Aus Sicht von Bärbel Bas ist „die Debatte um die ‚faulen Deutschen‘ nicht nur völlig daneben, sie ist ein Schlag ins Gesicht der 46 Millionen Erwerbstätigen in diesem Land“, sagte sie unter dem Jubel der Delegierten auf dem SPD-Parteitag. Bas sprach in diesem Zusammenhang von einem „Klassenkampf von oben“ und forderte: „Hört auf, die Menschen in diesem Land gegeneinander auszuspielen!“
Deutliche Worte richtete Bas in ihrer Bewerbungsrede auch an ihre Partei. Mit Blick auf den innerparteilichen Umgang mit der bisherigen Vorsitzenden Saskia Esken nach der Bundestagswahl forderte Bas: „Das muss wieder anders werden! Solidarität darf für uns keine Phrase sein!“
Kontrollkommissionsvorsitzende stellt Partei auf Sparkurs ein
Durch das historisch schlechte Wahlergebnis sei die Partei nun mit erheblichen finanziellen Einbußen konfrontiert, machte auch Brigitte Reckmann, Vorsitzende der Kontrollkommission noch einmal deutlich.

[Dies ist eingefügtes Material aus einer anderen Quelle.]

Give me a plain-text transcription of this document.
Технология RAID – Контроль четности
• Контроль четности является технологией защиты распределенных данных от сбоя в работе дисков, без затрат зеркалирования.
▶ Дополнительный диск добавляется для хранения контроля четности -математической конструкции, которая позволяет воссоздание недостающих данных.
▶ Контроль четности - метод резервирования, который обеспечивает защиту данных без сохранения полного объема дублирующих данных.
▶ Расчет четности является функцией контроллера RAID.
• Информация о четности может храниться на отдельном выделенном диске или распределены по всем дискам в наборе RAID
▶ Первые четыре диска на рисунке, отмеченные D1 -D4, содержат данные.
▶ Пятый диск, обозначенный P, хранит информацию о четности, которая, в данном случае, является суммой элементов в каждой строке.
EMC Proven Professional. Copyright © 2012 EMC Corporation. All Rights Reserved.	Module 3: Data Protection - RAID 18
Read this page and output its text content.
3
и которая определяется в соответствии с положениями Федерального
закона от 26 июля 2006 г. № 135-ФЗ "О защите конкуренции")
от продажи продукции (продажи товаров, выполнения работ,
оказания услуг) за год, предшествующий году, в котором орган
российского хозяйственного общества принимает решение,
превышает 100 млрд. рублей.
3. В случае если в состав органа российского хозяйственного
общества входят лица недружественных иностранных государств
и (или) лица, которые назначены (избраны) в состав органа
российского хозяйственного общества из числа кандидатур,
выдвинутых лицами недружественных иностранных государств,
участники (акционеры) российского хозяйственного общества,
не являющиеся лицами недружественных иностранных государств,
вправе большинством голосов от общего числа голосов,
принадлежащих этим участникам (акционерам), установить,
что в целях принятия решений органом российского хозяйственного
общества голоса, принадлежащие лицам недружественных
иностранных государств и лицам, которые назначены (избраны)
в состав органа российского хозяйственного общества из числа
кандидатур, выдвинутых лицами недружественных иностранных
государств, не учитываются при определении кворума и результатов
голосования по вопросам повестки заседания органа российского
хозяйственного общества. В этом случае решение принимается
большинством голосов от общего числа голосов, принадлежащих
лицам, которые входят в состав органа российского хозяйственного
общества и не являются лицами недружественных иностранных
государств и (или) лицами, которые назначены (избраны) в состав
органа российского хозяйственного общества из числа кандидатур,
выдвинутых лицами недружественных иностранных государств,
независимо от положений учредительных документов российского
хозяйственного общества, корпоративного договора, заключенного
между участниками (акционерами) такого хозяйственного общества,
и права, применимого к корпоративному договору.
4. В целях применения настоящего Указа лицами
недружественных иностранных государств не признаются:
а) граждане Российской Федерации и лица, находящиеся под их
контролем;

Die Partei müsse nun Ressourcen sparen und sich auf eine gute Umsetzung der Inhalte der SPD fokussieren - sie freue sich auf respektvolle und solidarische Diskussionen zu diesen Inhalten.
Schatzmeister Nietan fordert mehr Tempo bei Partei- Reformen
Mit drastischen Worten hat SPD-Schatzmeister Dietmar Nietan zu mehr Ausgabendisziplin gemahnt. „Ich werde als Schatzmeister ein weiteres Zögern und Zaudern nicht dulden“, sagte Nietan vor den 600 Delegierten. Bereits beim Parteitag im Dezember 2023 hatte die SPD eine weitreichende organisatorische Neuaufstellung beschlossen. Dessen Umsetzung verlaufe jedoch zu langsam, kritisierte Nietan. „Wir haben kein Beschlussproblem, sondern ein Umsetzungsprobem“, sagte Nietan.
Nach dem schlechten Abschneiden bei der Bundestagswahl werden der SPD Einnahmen aus der staatlichen Parteienfinanzierung in Millionenhöhe verlorengehen. Gleichzeitig muss die Partei in den kommenden Jahren in moderne IT-Infrastruktur investieren. Dafür sollen Strukturen deutlicher stärker vereinheitlich werden. „Wir müsse beim Tempo alte Zöpfe abzuschneiden schneller und besser werden“, forderte Dietmar Nietan. Am Samstag werden die Delegierten über einen organisationspolitischen Antrag unter der Überschrift „Handeln statt hadern“ abstimmen.
DGB-Vorsitzende Yasmin Fahimi plädiert für Unterstützung des neuen Mindestlohns
Die DGB-Vorsitzende Yasmin Fahimi hat sich mit einem ersten Grußwort an die Delegierten gewendet. Der heute verabschiedeten Beschluss der Mindestlohnkommission, dass der gesetzliche Mindestlohn bis 2027 in zwei Schritten auf 14,60€ steigen soll, sei durch "ein verdammt hartes Ringen" entstanden. Die Arbeitgeber hätten den Mindestlohn am liebsten gar nicht angehoben, so Fahimi. Der Kompromiss sei nun ein Plus von 14% - für die DGB-Vorsitzende ein "Einstieg in einen wirklich armutsfesten Mindestlohn", erklärte sie, und bat die Delegierten um Unterstützung dieses Beschlusses.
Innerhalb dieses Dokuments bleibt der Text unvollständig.